Unfortunately, most people ARE market timers. Take a look at the stats. The top 10% of people own the majority of stocks because they take advantage of market timers that dump cheap shares. Take a look for yourself, Rob. Who owns the shares?
If most investors engaged in valuation-based market timing, we could never have the CAPE value (34) that applies today. Each time stocks became overpriced and the value proposition of owning stocks dropped a bit, the demand for stocks would drop and the price would return to reasonable levels.
Today’s CAPE value shows that most today are following a Get Rich Quick/Buy-and-Hold “strategy.” It’s a national scandal that that is so 43 years after Shiller published his Nobel-prize-winning research showing us all for the first time how stock investing works in the real world.
My sincere take.
Rob
If you think it is overpriced, then don’t buy the stock. Others don’t have to think like you or do like you (thank goodness). The last house I bought, the asking price was $1.25 million and is in a very hot area. I was bidding along with several others. I ended up paying $1.33 million. Two years later, the house is worth at least $1.6 million without factoring in what could be another price war. Did I overpay? Now compare that to the S&P in 2010 and every year after when you kept telling us it was overpriced. Look at where it is today. Look at how people would have lost out listening to your bad advice.
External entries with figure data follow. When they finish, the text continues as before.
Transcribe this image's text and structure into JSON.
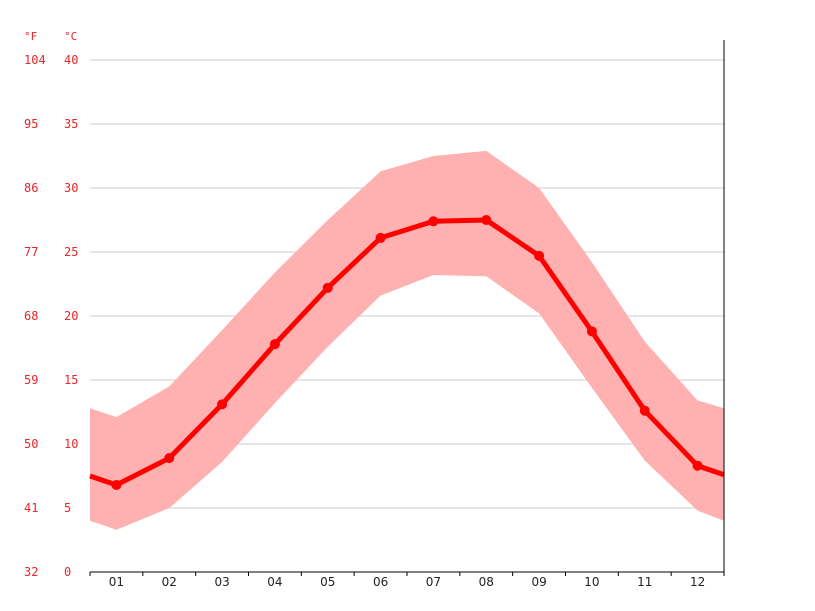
{
  "chart_data": {
    "type": "line",
    "units": {
      "fahrenheit": "°F",
      "celsius": "°C"
    },
    "categories": [
      "01",
      "02",
      "03",
      "04",
      "05",
      "06",
      "07",
      "08",
      "09",
      "10",
      "11",
      "12"
    ],
    "y_ticks_celsius": [
      "0",
      "5",
      "10",
      "15",
      "20",
      "25",
      "30",
      "35",
      "40"
    ],
    "y_ticks_fahrenheit": [
      "32",
      "41",
      "50",
      "59",
      "68",
      "77",
      "86",
      "95",
      "104"
    ],
    "ylim": [
      0,
      40
    ],
    "grid": true,
    "series": [
      {
        "role": "mean",
        "values": [
          6.8,
          8.9,
          13.1,
          17.8,
          22.2,
          26.1,
          27.4,
          27.5,
          24.7,
          18.8,
          12.6,
          8.3
        ]
      },
      {
        "role": "max",
        "values": [
          12.1,
          14.5,
          18.9,
          23.4,
          27.5,
          31.3,
          32.5,
          32.9,
          30.0,
          24.2,
          18.0,
          13.4
        ]
      },
      {
        "role": "min",
        "values": [
          3.3,
          5.0,
          8.6,
          13.2,
          17.6,
          21.6,
          23.2,
          23.1,
          20.2,
          14.4,
          8.7,
          4.8
        ]
      }
    ],
    "colors": {
      "line": "#ff0000",
      "band": "#ffb0b0",
      "grid": "#cccccc",
      "tick_text": "#e8262b",
      "axis": "#000000"
    },
    "edge_values": {
      "mean": [
        7.5,
        7.6
      ],
      "max": [
        12.8,
        12.8
      ],
      "min": [
        4.0,
        4.0
      ]
    }
  }
}
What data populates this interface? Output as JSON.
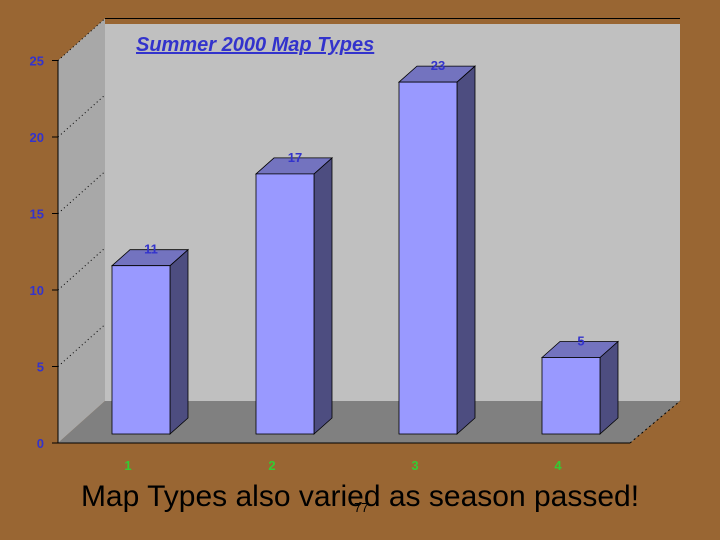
{
  "chart_data": {
    "type": "bar",
    "title": "Summer 2000 Map Types",
    "categories": [
      "1",
      "2",
      "3",
      "4"
    ],
    "values": [
      11,
      17,
      23,
      5
    ],
    "data_labels": [
      "11",
      "17",
      "23",
      "5"
    ],
    "y_ticks": [
      "0",
      "5",
      "10",
      "15",
      "20",
      "25"
    ],
    "ylim": [
      0,
      25
    ],
    "xlabel": "",
    "ylabel": "",
    "grid": false,
    "colors": {
      "bar_front": "#9999ff",
      "bar_side": "#4d4d80",
      "bar_top": "#7373bf",
      "wall": "#c0c0c0",
      "floor": "#808080",
      "tick_label": "#3333cc",
      "category_label": "#33cc33",
      "background": "#996633"
    }
  },
  "slide": {
    "caption": "Map Types also varied as season passed!",
    "page_number": "77"
  }
}
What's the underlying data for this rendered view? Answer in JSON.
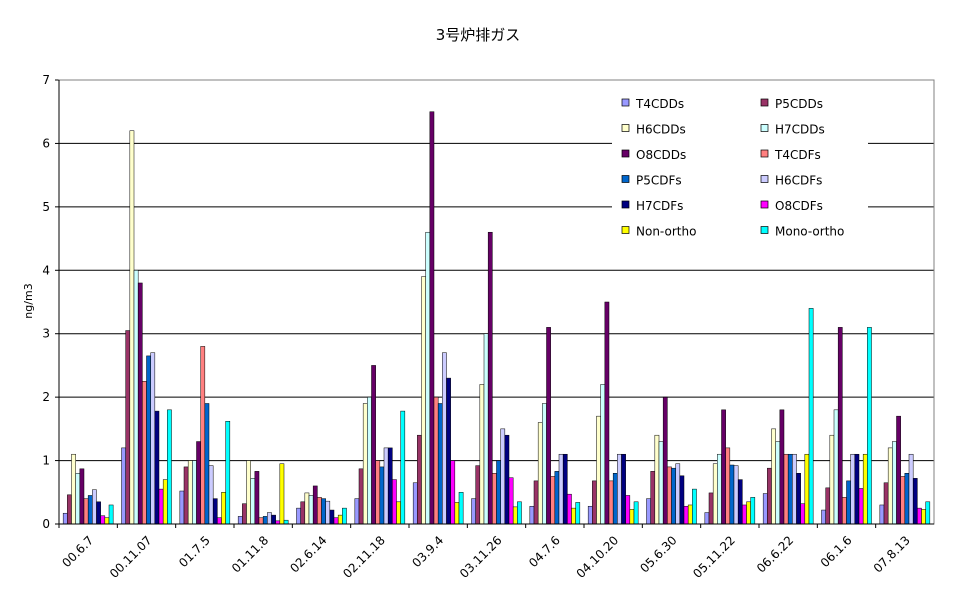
{
  "chart_data": {
    "type": "bar",
    "title": "3号炉排ガス",
    "ylabel": "ng/m3",
    "xlabel": "",
    "ylim": [
      0,
      7
    ],
    "yticks": [
      0,
      1,
      2,
      3,
      4,
      5,
      6,
      7
    ],
    "grid": "horizontal",
    "legend_position": "top-right",
    "categories": [
      "00.6.7",
      "00.11.07",
      "01.7.5",
      "01.11.8",
      "02.6.14",
      "02.11.18",
      "03.9.4",
      "03.11.26",
      "04.7.6",
      "04.10.20",
      "05.6.30",
      "05.11.22",
      "06.6.22",
      "06.1.6",
      "07.8.13"
    ],
    "series": [
      {
        "name": "T4CDDs",
        "color": "#9999FF",
        "values": [
          0.17,
          1.2,
          0.52,
          0.12,
          0.25,
          0.4,
          0.65,
          0.4,
          0.28,
          0.28,
          0.4,
          0.18,
          0.48,
          0.22,
          0.3
        ]
      },
      {
        "name": "P5CDDs",
        "color": "#993366",
        "values": [
          0.46,
          3.05,
          0.9,
          0.32,
          0.35,
          0.87,
          1.4,
          0.92,
          0.68,
          0.68,
          0.83,
          0.49,
          0.88,
          0.57,
          0.65
        ]
      },
      {
        "name": "H6CDDs",
        "color": "#FFFFCC",
        "values": [
          1.1,
          6.2,
          1.0,
          1.0,
          0.49,
          1.9,
          3.9,
          2.2,
          1.6,
          1.7,
          1.4,
          0.95,
          1.5,
          1.4,
          1.2
        ]
      },
      {
        "name": "H7CDDs",
        "color": "#CCFFFF",
        "values": [
          0.8,
          4.0,
          1.0,
          0.72,
          0.45,
          2.0,
          4.6,
          3.0,
          1.9,
          2.2,
          1.3,
          1.1,
          1.3,
          1.8,
          1.3
        ]
      },
      {
        "name": "O8CDDs",
        "color": "#660066",
        "values": [
          0.87,
          3.8,
          1.3,
          0.83,
          0.6,
          2.5,
          6.5,
          4.6,
          3.1,
          3.5,
          2.0,
          1.8,
          1.8,
          3.1,
          1.7
        ]
      },
      {
        "name": "T4CDFs",
        "color": "#FF8080",
        "values": [
          0.4,
          2.25,
          2.8,
          0.1,
          0.42,
          1.0,
          2.0,
          0.8,
          0.75,
          0.68,
          0.9,
          1.2,
          1.1,
          0.42,
          0.75
        ]
      },
      {
        "name": "P5CDFs",
        "color": "#0066CC",
        "values": [
          0.45,
          2.65,
          1.9,
          0.12,
          0.4,
          0.9,
          1.9,
          1.0,
          0.83,
          0.8,
          0.88,
          0.93,
          1.1,
          0.68,
          0.8
        ]
      },
      {
        "name": "H6CDFs",
        "color": "#CCCCFF",
        "values": [
          0.54,
          2.7,
          0.92,
          0.18,
          0.36,
          1.2,
          2.7,
          1.5,
          1.1,
          1.1,
          0.95,
          0.92,
          1.1,
          1.1,
          1.1
        ]
      },
      {
        "name": "H7CDFs",
        "color": "#000080",
        "values": [
          0.35,
          1.78,
          0.4,
          0.14,
          0.22,
          1.2,
          2.3,
          1.4,
          1.1,
          1.1,
          0.76,
          0.7,
          0.8,
          1.1,
          0.72
        ]
      },
      {
        "name": "O8CDFs",
        "color": "#FF00FF",
        "values": [
          0.13,
          0.55,
          0.1,
          0.05,
          0.1,
          0.7,
          1.0,
          0.73,
          0.47,
          0.45,
          0.28,
          0.3,
          0.32,
          0.56,
          0.25
        ]
      },
      {
        "name": "Non-ortho",
        "color": "#FFFF00",
        "values": [
          0.1,
          0.7,
          0.5,
          0.95,
          0.14,
          0.35,
          0.34,
          0.27,
          0.25,
          0.23,
          0.3,
          0.35,
          1.1,
          1.1,
          0.23
        ]
      },
      {
        "name": "Mono-ortho",
        "color": "#00FFFF",
        "values": [
          0.3,
          1.8,
          1.62,
          0.06,
          0.25,
          1.78,
          0.5,
          0.35,
          0.34,
          0.35,
          0.55,
          0.42,
          3.4,
          3.1,
          0.35
        ]
      }
    ]
  }
}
How much money do you have in your investment accounts right now, Rob?
I rest my case.
It’s not possible for anyone to “lose out” by becoming informed as to what the last 43 years of peer-reviewed says about how stock investing works in the real world. Prices are set by markets. For investors to set prices properly, they need access to the information needed to make good choices. The peer-reviewed research is obviously critically important information. We all benefit when every investor is able to talk over the far-reaching implications of Shiller’s Nobel-prize-winning research at every site because permitting honest posting re the research permits us to do a better job of establishing stock prices.
Or so Rob Bennett sincerely believes, in any event.
Rob
Wrong. We have a living example of someone losing out. It is you. Your timing scheme didn’t work. Your opinions are not peer reviewed either.
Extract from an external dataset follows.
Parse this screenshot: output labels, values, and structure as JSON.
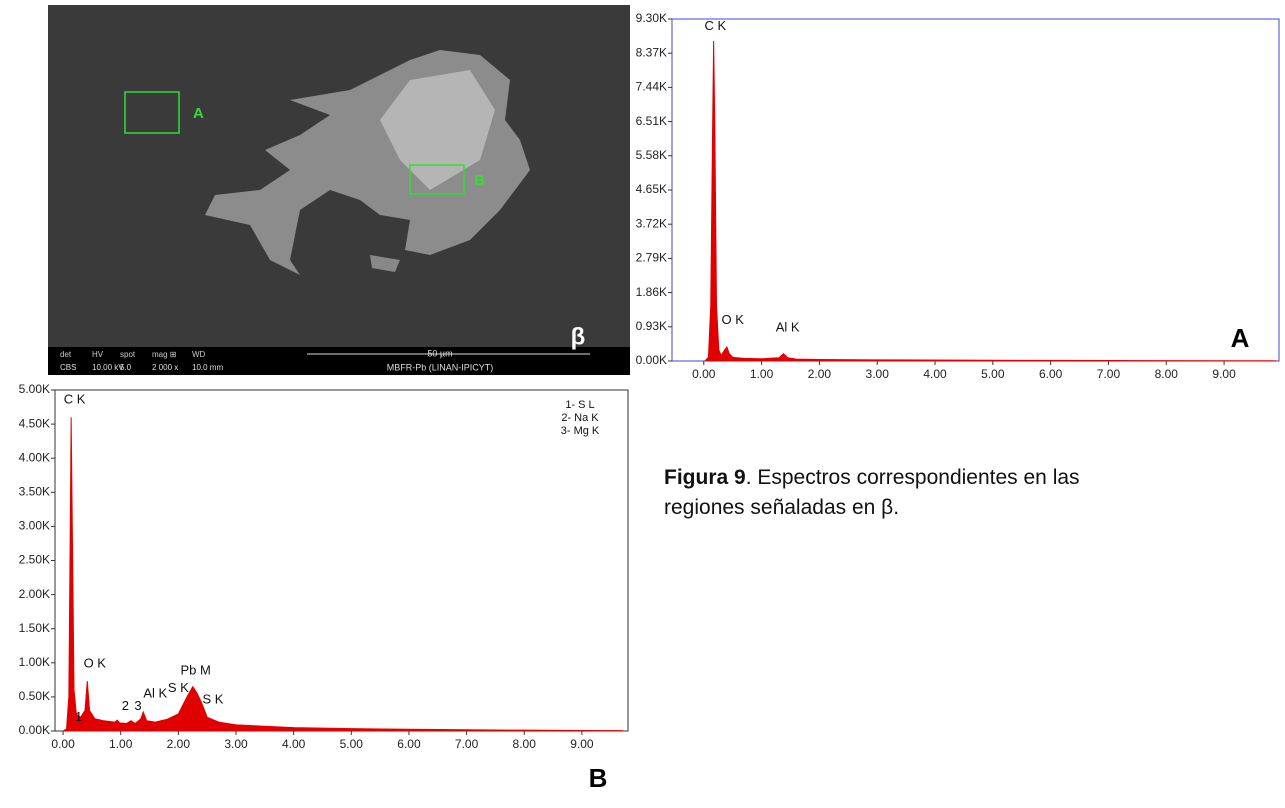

If you hadn’t seen with your own eyes the power of my words to persuade long-time Buy-and-Holders to explore a new and better way to invest in stocks, you never would have insisted that I be banned at every site on the Internet.
I mean, come on
Rob
Rob, it doesn’t matter who you convince. The numbers matter. Your market timing scheme has never worked and you are broke. Isn’t actually a good thing people are not following your advice?
The Bennett/Pfau research shows that Valuation-Informed Indexing has been trouncing Buy-and-Hold for as long as there has been a market to invest in.
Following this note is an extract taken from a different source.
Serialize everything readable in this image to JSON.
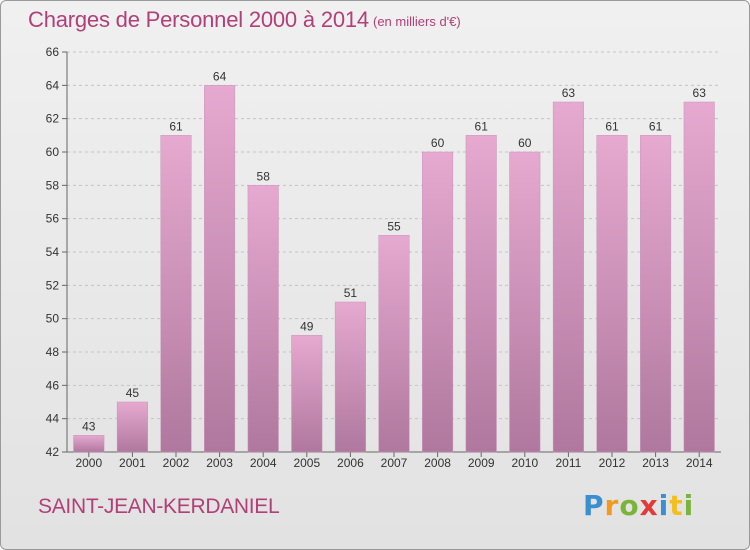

You have no way of knowing what the numbers show, You don’t adjust for irrational exuberance, as the last 43 years of peer-reviewed research shows is required to get the numbers right.
If we had opened every site to honest posting re the research on the afternoon of May 13, 2002, we never would have experienced the Great Recession of 2008. That would have been better. And the CAPE value today would not be anything even remotely in the neighborhood of 34. It would be something close to 17. That would be better.
And none of our discussion boards or blogs would have been destroyed as a result of your abusive posting. That would be better. And hundreds of people would have written books on Valuation-Informed Indexing over those 22 years, so as a nation of people we would be much farther along in our development of the Valuation-Informed Indexing concept. That would be better.
Rob
And your peer reviewed research opinion, along with your magical market timing system, gave you such a great retirement plan, right Rob? Gee, we wish we could be totally broke like you.
That’s emotion, Anonymous.
That’s what Shiller was getting at when he used the term “IRRATIONAL Exuberance.” The rational thing would be to want to get the numbers right in retirement studies, not to strike out at those who point our errors in the studies.